Kicking The Sock
In October 1940, in the poor town of Tres Coracoes in the state of Minas Gerais in Brazil, soccer player Dondinho and his wife Celeste Nascimento gave birth to their first child. They christened him Edson Arantes de Nascimento. Two years later another son, Zoca, was born (he was briefly a pro soccer player before becoming a lawyer). His parents couldn't afford to buy Edson a soccer ball, so his father took an old sock and stuffed it with rags, and the child would run shoeless through the streets and kick the sock.
When Edson was six, his family moved to the larger town of Bauru, a railroad junction in southern Brazil. He often skipped school to practice soccer in the fields. To try to earn money for a soccer ball, Edson shined shoes and sold roasted peanuts outside movie theaters. With his friends, he formed a team called the Shoeless Ones. They played barefooted soccer — which later became known as "pelada," after Pele — on the streets or vacant lots. Pele developed many of his feints and unorthodox dribbling maneuvers playing these rough-and-tumble street games.
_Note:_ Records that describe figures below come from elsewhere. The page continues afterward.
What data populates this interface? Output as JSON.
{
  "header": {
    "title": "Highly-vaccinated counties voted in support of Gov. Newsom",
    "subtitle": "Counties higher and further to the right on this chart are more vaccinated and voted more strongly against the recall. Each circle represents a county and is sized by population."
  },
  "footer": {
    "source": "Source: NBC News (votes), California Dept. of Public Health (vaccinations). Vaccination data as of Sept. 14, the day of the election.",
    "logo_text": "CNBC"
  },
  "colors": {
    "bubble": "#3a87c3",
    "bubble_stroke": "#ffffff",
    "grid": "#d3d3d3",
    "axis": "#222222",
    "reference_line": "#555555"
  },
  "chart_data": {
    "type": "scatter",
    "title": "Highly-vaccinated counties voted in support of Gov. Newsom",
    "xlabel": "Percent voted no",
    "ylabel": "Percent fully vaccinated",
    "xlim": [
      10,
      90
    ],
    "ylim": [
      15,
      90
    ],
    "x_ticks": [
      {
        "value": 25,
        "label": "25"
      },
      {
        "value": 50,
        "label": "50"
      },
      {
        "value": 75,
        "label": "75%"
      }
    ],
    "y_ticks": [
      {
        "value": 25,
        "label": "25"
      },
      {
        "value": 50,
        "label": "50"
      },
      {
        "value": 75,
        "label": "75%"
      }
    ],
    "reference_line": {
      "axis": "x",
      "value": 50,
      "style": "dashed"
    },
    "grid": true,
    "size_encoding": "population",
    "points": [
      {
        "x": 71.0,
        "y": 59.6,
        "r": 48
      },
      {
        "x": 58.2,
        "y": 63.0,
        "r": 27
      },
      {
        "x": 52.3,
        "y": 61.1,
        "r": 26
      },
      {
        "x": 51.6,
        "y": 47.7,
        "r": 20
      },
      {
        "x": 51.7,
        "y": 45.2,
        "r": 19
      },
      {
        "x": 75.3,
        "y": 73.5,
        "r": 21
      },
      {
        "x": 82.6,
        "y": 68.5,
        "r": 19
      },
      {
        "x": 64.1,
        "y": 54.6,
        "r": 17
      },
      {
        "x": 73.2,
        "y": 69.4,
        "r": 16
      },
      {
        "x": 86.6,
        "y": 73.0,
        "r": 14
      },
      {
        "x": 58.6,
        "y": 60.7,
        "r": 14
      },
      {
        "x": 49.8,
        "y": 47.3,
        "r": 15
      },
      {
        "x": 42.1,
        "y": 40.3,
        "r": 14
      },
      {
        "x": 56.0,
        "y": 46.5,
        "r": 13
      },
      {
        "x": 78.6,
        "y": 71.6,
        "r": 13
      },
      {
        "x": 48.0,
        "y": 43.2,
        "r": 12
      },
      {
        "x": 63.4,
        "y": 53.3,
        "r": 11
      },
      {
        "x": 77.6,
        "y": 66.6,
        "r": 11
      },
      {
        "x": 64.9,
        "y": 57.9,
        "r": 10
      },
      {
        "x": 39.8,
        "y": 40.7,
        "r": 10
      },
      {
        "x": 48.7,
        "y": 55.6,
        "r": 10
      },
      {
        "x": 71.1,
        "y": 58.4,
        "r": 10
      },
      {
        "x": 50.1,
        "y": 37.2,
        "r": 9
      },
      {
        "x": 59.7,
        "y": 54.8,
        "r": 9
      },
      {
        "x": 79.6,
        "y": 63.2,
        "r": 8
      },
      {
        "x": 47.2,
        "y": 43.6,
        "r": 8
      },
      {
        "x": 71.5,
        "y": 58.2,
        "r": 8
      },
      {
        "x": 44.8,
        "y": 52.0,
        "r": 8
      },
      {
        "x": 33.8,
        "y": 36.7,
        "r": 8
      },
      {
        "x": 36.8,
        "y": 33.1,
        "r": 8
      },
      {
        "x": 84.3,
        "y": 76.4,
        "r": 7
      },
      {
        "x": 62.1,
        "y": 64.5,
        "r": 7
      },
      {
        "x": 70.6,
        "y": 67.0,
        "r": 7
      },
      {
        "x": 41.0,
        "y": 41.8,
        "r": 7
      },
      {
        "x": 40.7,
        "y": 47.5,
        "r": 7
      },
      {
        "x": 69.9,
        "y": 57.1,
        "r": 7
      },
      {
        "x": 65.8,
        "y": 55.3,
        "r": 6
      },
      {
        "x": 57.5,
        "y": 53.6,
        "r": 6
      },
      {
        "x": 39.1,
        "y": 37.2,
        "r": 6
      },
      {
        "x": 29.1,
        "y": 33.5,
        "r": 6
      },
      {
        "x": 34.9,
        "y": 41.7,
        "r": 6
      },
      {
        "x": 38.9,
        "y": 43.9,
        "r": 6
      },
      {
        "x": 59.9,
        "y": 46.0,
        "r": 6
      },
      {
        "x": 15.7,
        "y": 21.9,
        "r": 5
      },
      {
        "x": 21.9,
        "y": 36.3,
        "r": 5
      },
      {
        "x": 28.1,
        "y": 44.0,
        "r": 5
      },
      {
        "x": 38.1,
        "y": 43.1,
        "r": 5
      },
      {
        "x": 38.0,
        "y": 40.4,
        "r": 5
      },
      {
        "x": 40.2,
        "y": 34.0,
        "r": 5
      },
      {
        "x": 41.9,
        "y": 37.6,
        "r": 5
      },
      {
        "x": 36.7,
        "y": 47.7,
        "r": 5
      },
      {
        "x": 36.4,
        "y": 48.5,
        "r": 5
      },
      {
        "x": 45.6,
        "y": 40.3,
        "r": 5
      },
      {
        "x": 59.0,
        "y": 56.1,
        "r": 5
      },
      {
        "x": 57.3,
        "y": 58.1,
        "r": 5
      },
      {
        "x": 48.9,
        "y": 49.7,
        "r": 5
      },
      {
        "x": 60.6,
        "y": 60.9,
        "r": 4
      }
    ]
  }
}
Pele left school for good after fourth grade, expelled when the head schoolmaster caught him playing soccer during the school day. He took a job as a cobbler's apprentice for $2 a day. His family called him Dico, but his friends bestowed the nickname Pele, which means nothing in Portuguese or any other language. At first he resisted the name because he thought it was an insult, but then he embraced it. In pickup games around Bauru Pele was often the youngest player.
At age 11, Pele was discovered by Waldemar de Brito, one of Brazil's top players. De Brito took him under his wing and trained him in secret. When Pele was 12, de Brito placed him on the local junior club, Baquinho. Pele danced home the day he got his own uniform, because finally he was a real soccer player like his father. "It may not seem such a big deal to some, but to me it was one of the thrills of my life," Pele later revealed to biographer Joe Marcus. He scored many goals for Baquinho, using both his feet and his head to drive balls into the net. Pele's scoring, dribbling and passing skills made him the talk of Brazilian junior soccer.